Nikamma Movie Review

Nikamma is based on the Nani and Sai Pallavi starrer hit Telugu film Middle Class Abbayi (2017). The film combines the elements of family drama with an action thriller, with comedic elements thrown in between.

Adi (Abhimanyu Dassani) is an aimless young man, who is asked by his elder brother (Samir Soni) to live with his bhabhi Avni (Shilpa Shetty) for a while when she gets posted elsewhere. She’s an RTO officer who raises hell for a local goon (Abhimanyu Singh) who is running an illegal taxi service. Adi thinks his strict sister-in-law has alienated him from his brother. When she comes to know that everything she did was aimed at his betterment, he has a change of heart and vows to protect her when he learns that the goon has put a supari on her.

The film is loud as they come from the first frame, where the protagonist is shown to win a cricket match using eidetic memory – don’t ask us to explain this.
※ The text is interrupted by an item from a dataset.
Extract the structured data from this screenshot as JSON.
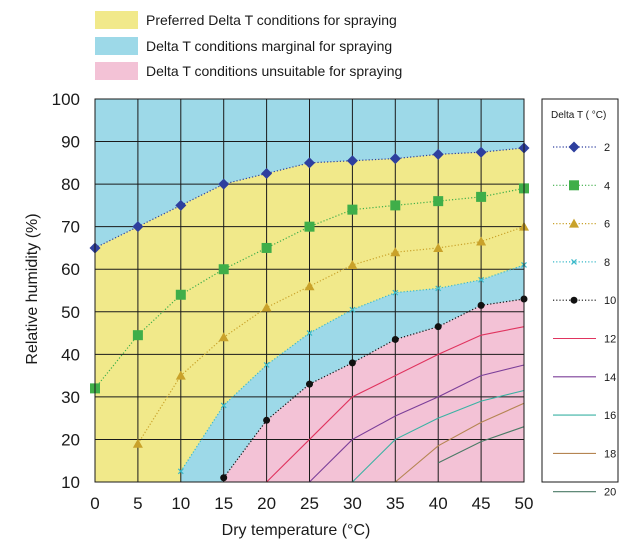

The initial portions, showing Shilpa Shetty as an avatar of Durga in Abhimanyu Dassani’s imagination contrive to make you laugh. There’s freshness in the way romance develops between Shirley Setia’s character and Abhimanyu’s in the sense that it’s the girl who proposes and indulges in the kind of courtship behaviour reserved for lads in our films. But as soon as the hero challenges the villain to do his worst, you know how it’s all going to end. The film is supposed to be a cat and mouse game between the hero and the villain but it runs on predictable lines and kind of drags towards the end. The villain becomes more bombastic by the minute, the hero becomes louder, and you hope people start killing each other soon so it all ends. The twist is that even death doesn’t end the rigramole. It takes a life of its own…

Abhimanyu Dassani is choosing films with a thought towards marketing him as a versatile actor. His last release, Meenakshi Sundareshwar, saw him as an old-fashioned romantic hero and the present film marks him out to be a mass actor. He gives his 100 per cent to playing the loud, over-the-top hero. Whether the audience accepts him or not remains to be seen. This was supposed to be Shilpa Shetty’s comeback film but it got stranded because of the coronavirus and she made a comeback with Hungama 2. She’s good as the strict bhabhi and official and gets to execute some stunts as well. Given the fact that she’s going to feature in Rohit Shetty’s web series Indian Police Force, we kind of get a glimpse of what she’s capable of as a cop. Shirley Setia has been taken to provide the oomph, which she does amply.

Bhumika Chawla was much admired for her role in the original, which revolved around the interaction between bhabhi and devar. Here, that emotional punch is missing and that’s the film’s main problem. If only the action scenes were balanced by the drama, we’d have gotten a better film.